Mozilla Observatory Alternative: 7 Scanners Tested (2026)
Looking for a Mozilla Observatory alternative? We tested 7 free website security scanners — SecScanner, SSL Labs, ImmuniWeb, Sucuri — to find what matters.

You've decided to audit your website's security — great. Now you need to pick a scanner. The problem: there are dozens of tools, each with a different focus, different depth, and wildly different pricing. This article compares the most widely used website security scanners in 2026 side-by-side so you can make an informed decision.

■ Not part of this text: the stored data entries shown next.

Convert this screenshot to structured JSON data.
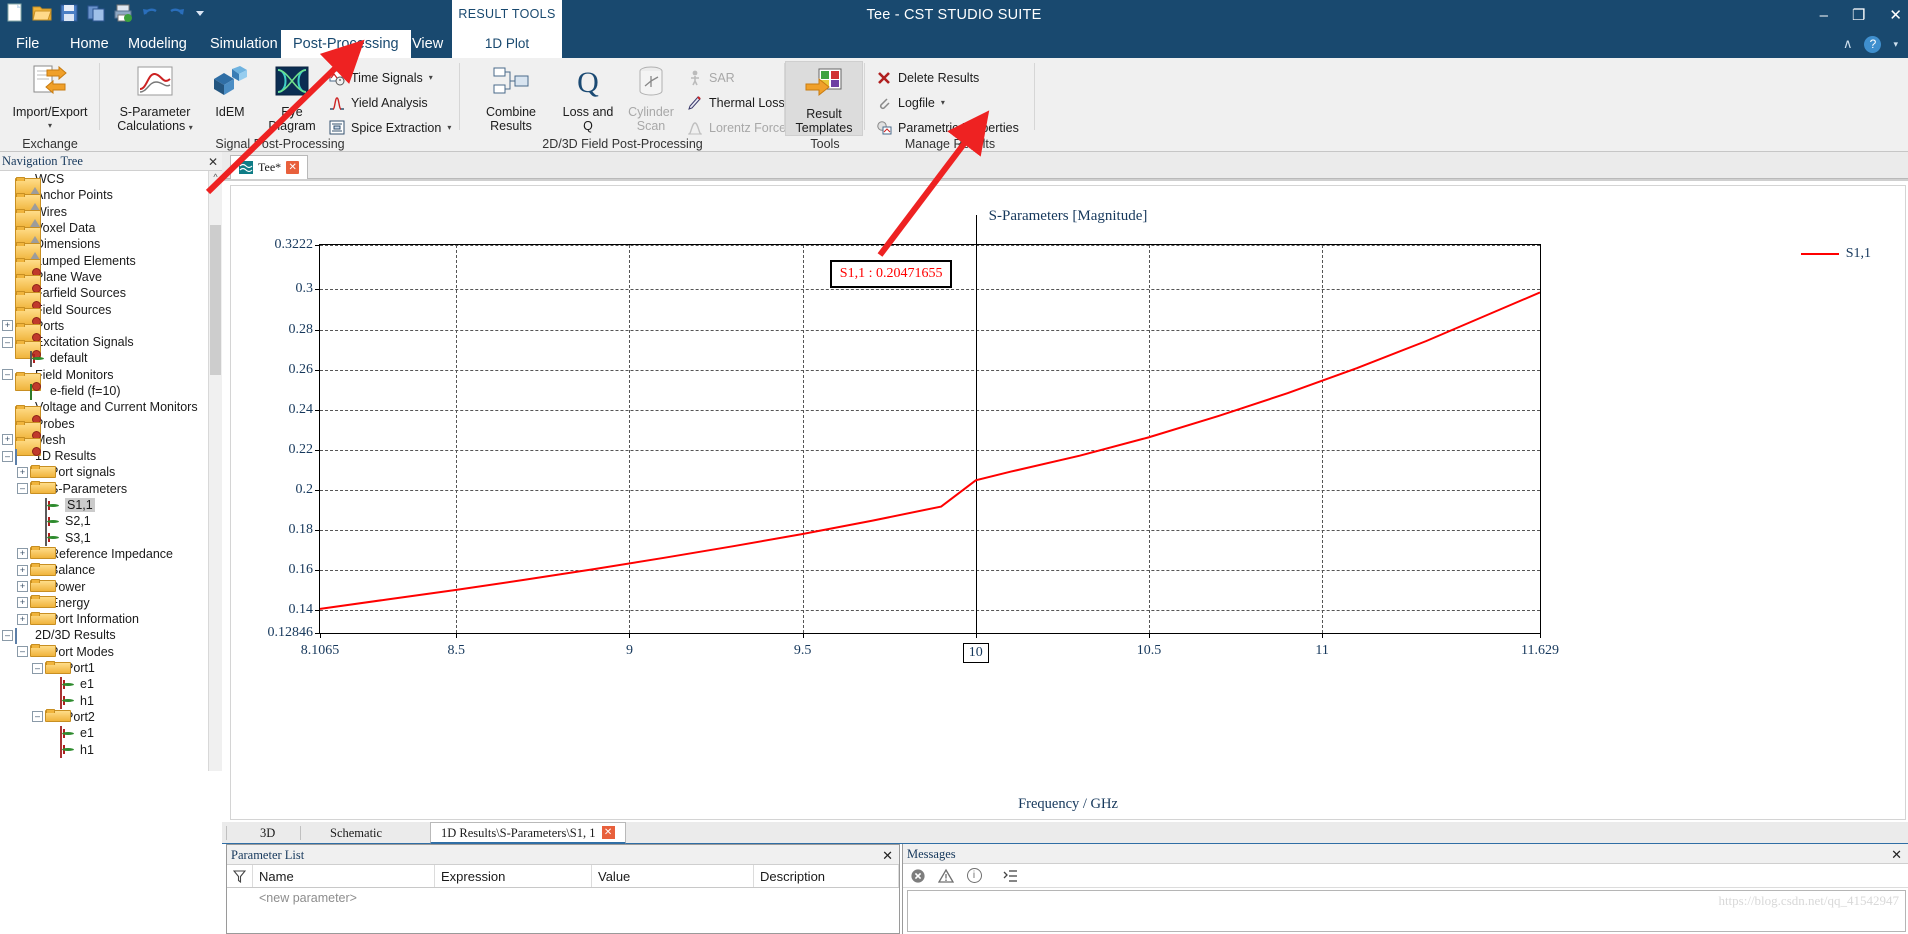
{
  "window": {
    "title": "Tee - CST STUDIO SUITE",
    "minimize": "–",
    "maximize": "❐",
    "close": "✕"
  },
  "quick_access": [
    "new-icon",
    "open-icon",
    "save-icon",
    "copy-icon",
    "print-icon",
    "undo-icon",
    "redo-icon",
    "customize-icon"
  ],
  "context_tab": {
    "line1": "RESULT TOOLS",
    "line2": "1D Plot"
  },
  "tabs": [
    {
      "label": "File",
      "active": false
    },
    {
      "label": "Home",
      "active": false
    },
    {
      "label": "Modeling",
      "active": false
    },
    {
      "label": "Simulation",
      "active": false
    },
    {
      "label": "Post-Processing",
      "active": true
    },
    {
      "label": "View",
      "active": false
    }
  ],
  "help": {
    "collapse": "∧",
    "question": "?",
    "caret": "▾"
  },
  "ribbon": {
    "groups": [
      {
        "label": "Exchange"
      },
      {
        "label": "Signal Post-Processing"
      },
      {
        "label": "2D/3D Field Post-Processing"
      },
      {
        "label": "Tools"
      },
      {
        "label": "Manage Results"
      }
    ],
    "big_buttons": [
      {
        "name": "import-export",
        "line1": "Import/Export",
        "line2": "",
        "caret": "▾",
        "icon": "import-export-icon"
      },
      {
        "name": "s-parameter-calculations",
        "line1": "S-Parameter",
        "line2": "Calculations",
        "caret": "▾",
        "icon": "s-parameter-icon"
      },
      {
        "name": "ideem",
        "line1": "IdEM",
        "line2": "",
        "caret": "",
        "icon": "idem-icon"
      },
      {
        "name": "eye-diagram",
        "line1": "Eye",
        "line2": "Diagram",
        "caret": "",
        "icon": "eye-diagram-icon"
      },
      {
        "name": "combine-results",
        "line1": "Combine",
        "line2": "Results",
        "caret": "",
        "icon": "combine-results-icon"
      },
      {
        "name": "loss-and-q",
        "line1": "Loss and",
        "line2": "Q",
        "caret": "",
        "icon": "loss-q-icon"
      },
      {
        "name": "cylinder-scan",
        "line1": "Cylinder",
        "line2": "Scan",
        "caret": "",
        "icon": "cylinder-scan-icon",
        "disabled": true
      },
      {
        "name": "result-templates",
        "line1": "Result",
        "line2": "Templates",
        "caret": "",
        "icon": "result-templates-icon",
        "pressed": true
      }
    ],
    "small_buttons": [
      {
        "name": "time-signals",
        "label": "Time Signals",
        "caret": "▾",
        "icon": "time-signals-icon",
        "disabled": false
      },
      {
        "name": "yield-analysis",
        "label": "Yield Analysis",
        "caret": "",
        "icon": "yield-analysis-icon",
        "disabled": false
      },
      {
        "name": "spice-extraction",
        "label": "Spice Extraction",
        "caret": "▾",
        "icon": "spice-extraction-icon",
        "disabled": false
      },
      {
        "name": "sar",
        "label": "SAR",
        "caret": "",
        "icon": "sar-icon",
        "disabled": true
      },
      {
        "name": "thermal-losses",
        "label": "Thermal Losses",
        "caret": "",
        "icon": "thermal-losses-icon",
        "disabled": false
      },
      {
        "name": "lorentz-forces",
        "label": "Lorentz Forces",
        "caret": "",
        "icon": "lorentz-forces-icon",
        "disabled": true
      },
      {
        "name": "delete-results",
        "label": "Delete Results",
        "caret": "",
        "icon": "delete-results-icon",
        "disabled": false
      },
      {
        "name": "logfile",
        "label": "Logfile",
        "caret": "▾",
        "icon": "logfile-icon",
        "disabled": false
      },
      {
        "name": "parametric-properties",
        "label": "Parametric Properties",
        "caret": "",
        "icon": "parametric-properties-icon",
        "disabled": false
      }
    ]
  },
  "navigation": {
    "header": "Navigation Tree",
    "close": "✕",
    "items": [
      {
        "label": "WCS",
        "indent": 1,
        "expander": "",
        "icon": "folder-shape-icon"
      },
      {
        "label": "Anchor Points",
        "indent": 1,
        "expander": "",
        "icon": "folder-shape-icon"
      },
      {
        "label": "Wires",
        "indent": 1,
        "expander": "",
        "icon": "folder-shape-icon"
      },
      {
        "label": "Voxel Data",
        "indent": 1,
        "expander": "",
        "icon": "folder-shape-icon"
      },
      {
        "label": "Dimensions",
        "indent": 1,
        "expander": "",
        "icon": "folder-shape-icon"
      },
      {
        "label": "Lumped Elements",
        "indent": 1,
        "expander": "",
        "icon": "folder-gear-icon"
      },
      {
        "label": "Plane Wave",
        "indent": 1,
        "expander": "",
        "icon": "folder-gear-icon"
      },
      {
        "label": "Farfield Sources",
        "indent": 1,
        "expander": "",
        "icon": "folder-gear-icon"
      },
      {
        "label": "Field Sources",
        "indent": 1,
        "expander": "",
        "icon": "folder-gear-icon"
      },
      {
        "label": "Ports",
        "indent": 1,
        "expander": "+",
        "icon": "folder-gear-icon"
      },
      {
        "label": "Excitation Signals",
        "indent": 1,
        "expander": "–",
        "icon": "folder-gear-icon"
      },
      {
        "label": "default",
        "indent": 2,
        "expander": "",
        "icon": "signal-icon"
      },
      {
        "label": "Field Monitors",
        "indent": 1,
        "expander": "–",
        "icon": "folder-gear-icon"
      },
      {
        "label": "e-field (f=10)",
        "indent": 2,
        "expander": "",
        "icon": "efield-icon"
      },
      {
        "label": "Voltage and Current Monitors",
        "indent": 1,
        "expander": "",
        "icon": "folder-gear-icon"
      },
      {
        "label": "Probes",
        "indent": 1,
        "expander": "",
        "icon": "folder-gear-icon"
      },
      {
        "label": "Mesh",
        "indent": 1,
        "expander": "+",
        "icon": "folder-gear-icon"
      },
      {
        "label": "1D Results",
        "indent": 1,
        "expander": "–",
        "icon": "results-1d-icon"
      },
      {
        "label": "Port signals",
        "indent": 2,
        "expander": "+",
        "icon": "folder-icon"
      },
      {
        "label": "S-Parameters",
        "indent": 2,
        "expander": "–",
        "icon": "folder-icon"
      },
      {
        "label": "S1,1",
        "indent": 3,
        "expander": "",
        "icon": "signal-icon",
        "selected": true
      },
      {
        "label": "S2,1",
        "indent": 3,
        "expander": "",
        "icon": "signal-icon"
      },
      {
        "label": "S3,1",
        "indent": 3,
        "expander": "",
        "icon": "signal-icon"
      },
      {
        "label": "Reference Impedance",
        "indent": 2,
        "expander": "+",
        "icon": "folder-icon"
      },
      {
        "label": "Balance",
        "indent": 2,
        "expander": "+",
        "icon": "folder-icon"
      },
      {
        "label": "Power",
        "indent": 2,
        "expander": "+",
        "icon": "folder-icon"
      },
      {
        "label": "Energy",
        "indent": 2,
        "expander": "+",
        "icon": "folder-icon"
      },
      {
        "label": "Port Information",
        "indent": 2,
        "expander": "+",
        "icon": "folder-icon"
      },
      {
        "label": "2D/3D Results",
        "indent": 1,
        "expander": "–",
        "icon": "results-1d-icon"
      },
      {
        "label": "Port Modes",
        "indent": 2,
        "expander": "–",
        "icon": "folder-icon"
      },
      {
        "label": "Port1",
        "indent": 3,
        "expander": "–",
        "icon": "folder-icon"
      },
      {
        "label": "e1",
        "indent": 4,
        "expander": "",
        "icon": "mode-icon"
      },
      {
        "label": "h1",
        "indent": 4,
        "expander": "",
        "icon": "mode-icon"
      },
      {
        "label": "Port2",
        "indent": 3,
        "expander": "–",
        "icon": "folder-icon"
      },
      {
        "label": "e1",
        "indent": 4,
        "expander": "",
        "icon": "mode-icon"
      },
      {
        "label": "h1",
        "indent": 4,
        "expander": "",
        "icon": "mode-icon"
      }
    ]
  },
  "document_tab": {
    "label": "Tee*",
    "close": "✕"
  },
  "chart_data": {
    "type": "line",
    "title": "S-Parameters [Magnitude]",
    "xlabel": "Frequency / GHz",
    "ylabel": "",
    "xlim": [
      8.1065,
      11.629
    ],
    "ylim": [
      0.12846,
      0.3222
    ],
    "grid": true,
    "legend_position": "right",
    "xticks": [
      "8.1065",
      "8.5",
      "9",
      "9.5",
      "10",
      "10.5",
      "11",
      "11.629"
    ],
    "xtick_values": [
      8.1065,
      8.5,
      9,
      9.5,
      10,
      10.5,
      11,
      11.629
    ],
    "yticks": [
      "0.3222",
      "0.3",
      "0.28",
      "0.26",
      "0.24",
      "0.22",
      "0.2",
      "0.18",
      "0.16",
      "0.14",
      "0.12846"
    ],
    "ytick_values": [
      0.3222,
      0.3,
      0.28,
      0.26,
      0.24,
      0.22,
      0.2,
      0.18,
      0.16,
      0.14,
      0.12846
    ],
    "series": [
      {
        "name": "S1,1",
        "color": "#ff0000",
        "x": [
          8.1065,
          8.3,
          8.5,
          8.7,
          8.9,
          9.1,
          9.3,
          9.5,
          9.7,
          9.9,
          10.0,
          10.1,
          10.3,
          10.5,
          10.7,
          10.9,
          11.1,
          11.3,
          11.5,
          11.629
        ],
        "values": [
          0.1405,
          0.1452,
          0.15,
          0.1551,
          0.1604,
          0.166,
          0.1718,
          0.1779,
          0.1845,
          0.1916,
          0.2047,
          0.209,
          0.217,
          0.2262,
          0.2368,
          0.2482,
          0.2607,
          0.2742,
          0.289,
          0.2985
        ]
      }
    ],
    "legend": [
      {
        "label": "S1,1",
        "color": "#ff0000"
      }
    ],
    "marker": {
      "label": "S1,1 : 0.20471655",
      "x_value": 10,
      "x_label": "10",
      "y_value": 0.20471655,
      "color": "#ff0000"
    }
  },
  "bottom_tabs": [
    {
      "label": "3D",
      "active": false
    },
    {
      "label": "Schematic",
      "active": false
    },
    {
      "label": "1D Results\\S-Parameters\\S1, 1",
      "active": true,
      "close": "✕"
    }
  ],
  "parameter_list": {
    "header": "Parameter List",
    "close": "✕",
    "columns": [
      "Name",
      "Expression",
      "Value",
      "Description"
    ],
    "rows": [
      {
        "name": "<new parameter>",
        "expression": "",
        "value": "",
        "description": ""
      }
    ],
    "filter_icon": "filter-icon"
  },
  "messages": {
    "header": "Messages",
    "close": "✕",
    "tools": [
      "errors-icon",
      "warnings-icon",
      "info-icon",
      "list-icon"
    ],
    "body": "",
    "watermark": "https://blog.csdn.net/qq_41542947"
  }
}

Updated May 2026: What Changed
We expanded this comparison to now cover 7 tools: adding UpGuard and Pentest-Tools alongside SecScanner, SSL Labs, Mozilla Observatory, ImmuniWeb, and Sucuri. We updated the feature matrix to reflect SecScanner's current check count (62 checks, 24 free) and added detailed reviews for each new tool. The verdict hasn't changed — the right tool still depends on whether you need a quick passive audit, a security risk rating, deep TLS grading, or active exploit simulation.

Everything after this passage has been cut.